"Finding FF Fanout Cutset..." takes a long time to execute, which is understandable. The annoying thing is that if you make a small change to your design and then run through the tools again, it takes just as long to execute. I don't know if this would be possible, but perhaps you could speed up the execution of subsequent iterations by emulating the Xilinx PAR "guide file" model. I believe it uses an old place and route file as the starting point for subsequent iterations of PAR. Perhaps you could do something similar. Perhaps you could save the old cutset to file and in subsequent runs suck in the old cutset as the starting point for the new cutset. Obviously you would have to get rid of cuts that don't exist anymore and then add cuts until you have a valid cutset again. Would that take longer than starting all over again? Just a thought.
My initial thoughts:
I think that we may be able to do that. It's been too long since I've been through that code to know for sure.

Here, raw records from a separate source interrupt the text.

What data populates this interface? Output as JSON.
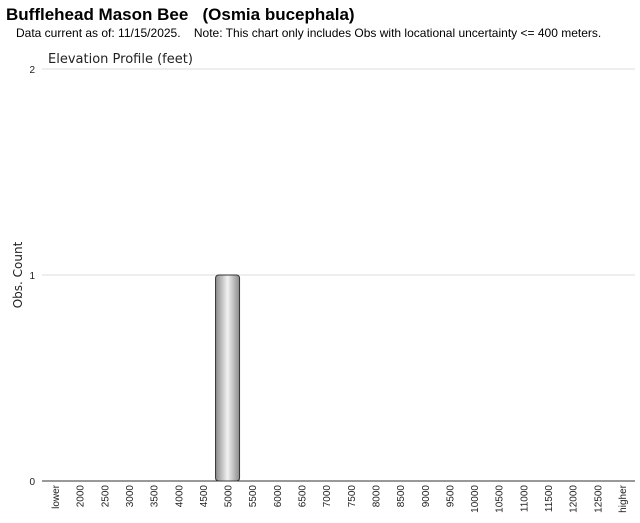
{
  "header": {
    "title": "Bufflehead Mason Bee   (Osmia bucephala)",
    "subtitle": "Data current as of: 11/15/2025.    Note: This chart only includes Obs with locational uncertainty <= 400 meters."
  },
  "colors": {
    "bar_fill_light": "#f2f2f2",
    "bar_fill_dark": "#8a8a8a",
    "bar_stroke": "#333333",
    "gridline": "#dddddd",
    "axis": "#333333"
  },
  "chart_data": {
    "type": "bar",
    "title": "Elevation Profile (feet)",
    "xlabel": "",
    "ylabel": "Obs. Count",
    "ylim": [
      0,
      2
    ],
    "yticks": [
      "0",
      "1",
      "2"
    ],
    "grid": true,
    "categories": [
      "lower",
      "2000",
      "2500",
      "3000",
      "3500",
      "4000",
      "4500",
      "5000",
      "5500",
      "6000",
      "6500",
      "7000",
      "7500",
      "8000",
      "8500",
      "9000",
      "9500",
      "10000",
      "10500",
      "11000",
      "11500",
      "12000",
      "12500",
      "higher"
    ],
    "values": [
      0,
      0,
      0,
      0,
      0,
      0,
      0,
      1,
      0,
      0,
      0,
      0,
      0,
      0,
      0,
      0,
      0,
      0,
      0,
      0,
      0,
      0,
      0,
      0
    ]
  }
}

The cutset file we write out may be able to be re-associated with a different graph if the names match up, but Jon Johnson would know that better than me. He's been handling the serialization stuff lately. That would probably be the biggest hurdle. Then we'd just have to clean up the cutset like you suggested. We'd have to do the SCC decomposition all over again, but it may be faster since it would mostly be broken up. The rest of the algorithm would be skipped, pretty much, though, so that part should go fast. I guess it depends on what the slowest part of the algorithm was in the first place :-)
The only other thing is that you wouldn't get the same results as if you had started from scratch (at least not necessarily). Exact results aren't too big a deal, since part of the cutset determination is random anyway. But things like having multiple voters in a path, which the FF Fanout Cutset ensures that you don't have, wouldn't necessarily be true anymore. But if that's acceptable, then I think this might be possible, yeah.